A few words on DS4

(antirez.com)

53 points | by caust1c an hour ago ago

13 comments

  • 0xbadcafebee 5 minutes ago

    [delayed]

  • kamranjon 16 minutes ago

    Just want to mention that I've been pulling down and using DwarfStar locally and it's incredible. I actually have it running on my personal macbook m4 max with 128gb of ram and I am running the server to share it through tailscale with my work laptop and just have pi running there.

    The long context reasoning is something I haven't even seen in frontier models - I was running at 124k tokens earlier and it was still just buzzing along with no issues or fatigue.

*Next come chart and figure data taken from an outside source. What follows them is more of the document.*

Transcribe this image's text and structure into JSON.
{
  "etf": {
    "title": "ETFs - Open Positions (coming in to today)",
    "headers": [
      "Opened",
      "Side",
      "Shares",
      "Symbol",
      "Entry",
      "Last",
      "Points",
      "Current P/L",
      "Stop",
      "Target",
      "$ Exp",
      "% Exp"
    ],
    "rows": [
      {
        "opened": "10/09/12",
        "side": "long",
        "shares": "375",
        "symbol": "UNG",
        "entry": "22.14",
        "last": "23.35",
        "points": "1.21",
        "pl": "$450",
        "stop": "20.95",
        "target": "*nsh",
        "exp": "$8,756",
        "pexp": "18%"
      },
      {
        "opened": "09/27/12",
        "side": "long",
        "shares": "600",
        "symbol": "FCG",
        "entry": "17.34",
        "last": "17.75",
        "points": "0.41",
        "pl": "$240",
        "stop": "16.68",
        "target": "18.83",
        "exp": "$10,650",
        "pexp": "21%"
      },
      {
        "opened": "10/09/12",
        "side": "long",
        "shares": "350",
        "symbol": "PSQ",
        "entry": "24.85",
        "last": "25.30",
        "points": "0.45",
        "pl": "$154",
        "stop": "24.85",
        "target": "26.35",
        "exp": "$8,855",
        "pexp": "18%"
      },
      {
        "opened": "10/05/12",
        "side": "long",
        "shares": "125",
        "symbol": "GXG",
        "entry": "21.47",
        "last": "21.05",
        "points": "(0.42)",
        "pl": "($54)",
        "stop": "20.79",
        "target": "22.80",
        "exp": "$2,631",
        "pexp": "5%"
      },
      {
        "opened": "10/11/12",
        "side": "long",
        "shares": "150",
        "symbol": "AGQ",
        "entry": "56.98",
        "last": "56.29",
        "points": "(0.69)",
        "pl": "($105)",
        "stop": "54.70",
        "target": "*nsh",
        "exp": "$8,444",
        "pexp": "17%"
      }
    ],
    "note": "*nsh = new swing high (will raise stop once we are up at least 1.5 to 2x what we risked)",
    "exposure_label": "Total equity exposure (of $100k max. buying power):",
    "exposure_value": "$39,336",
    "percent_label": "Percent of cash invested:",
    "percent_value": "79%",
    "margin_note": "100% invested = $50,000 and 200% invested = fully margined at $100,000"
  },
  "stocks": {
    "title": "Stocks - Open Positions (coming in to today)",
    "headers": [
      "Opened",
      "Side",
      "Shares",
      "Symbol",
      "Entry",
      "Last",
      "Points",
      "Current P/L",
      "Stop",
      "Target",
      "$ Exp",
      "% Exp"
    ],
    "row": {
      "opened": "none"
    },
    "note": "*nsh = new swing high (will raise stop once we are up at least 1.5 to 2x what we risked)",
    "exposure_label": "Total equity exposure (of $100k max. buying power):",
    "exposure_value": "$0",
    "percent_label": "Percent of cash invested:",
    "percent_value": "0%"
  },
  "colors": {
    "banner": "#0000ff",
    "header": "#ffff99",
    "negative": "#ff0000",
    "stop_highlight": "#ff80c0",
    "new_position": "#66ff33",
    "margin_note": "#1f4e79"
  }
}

    I am amazed at how well it works, I'm using it right now for some pretty complex frontend work, and it is much much faster than, for example running a dense 27b or 31b model (like qwen or gemma) for me (The benefits of MoE) - but the long context capabilities have been what have been absolutely flooring me.

    Super excited about this project and hope Antirez can keep himself from burning out - i've been following the repo pretty closely and there are a ton of PR's flooding in and it seems like he's had to do a lot of filtering out of slop code.

    • le-mark 7 minutes ago

      Is DS4 dwarf star 4 or deep seek 4?

      • kamranjon 6 minutes ago

        Just updated! Sorry I meant Dwarf Star - it's the only way I've actually managed to run DeepSeek flash on my local hardware

      • wolttam 6 minutes ago

        DwarfStar 4 is DeepSeek 4 (check the repo)

  • simonw 33 minutes ago

    I got this running on a 128GB M5 the other day - pretty painless, model runs in about 80GB of RAM and it seemed to be very capable at writing code and tool execution.

    • perfmode 22 minutes ago

      How’s the token throughput / response time?

      • simonw 19 minutes ago

        Healthy!

          prefill: 30.91 t/s, generation: 29.58 t/s
        
        From https://gist.github.com/simonw/31127f9025845c4c9b10c3e0d8612...
        • xienze 9 minutes ago

          I don't want to be a jerk but 31t/s prefill is basically unusable in an agentic situation. A mere 10k in context and you're sitting there for 5+ minutes before the first token is generated.

          • aiscoming 7 minutes ago

            if it's just the coding agent system prompt and tools, you can cache that

            • xienze 2 minutes ago

              Yeah the problem is that's just the start of the context. There's, you know, all the tool call results and file reads and stuff.

  • bjconlan an hour ago

    This is great! I feel the same way about the deepseek v4 architecture for commodity hardware.

    Also have enjoyed playing with https://huggingface.co/HuggingFaceTB/nanowhale-100m-base (but early days for me understanding this space)

    • kamranjon 2 minutes ago

      Very cool! I had no idea that HF was doing this - I really love their small model experiments.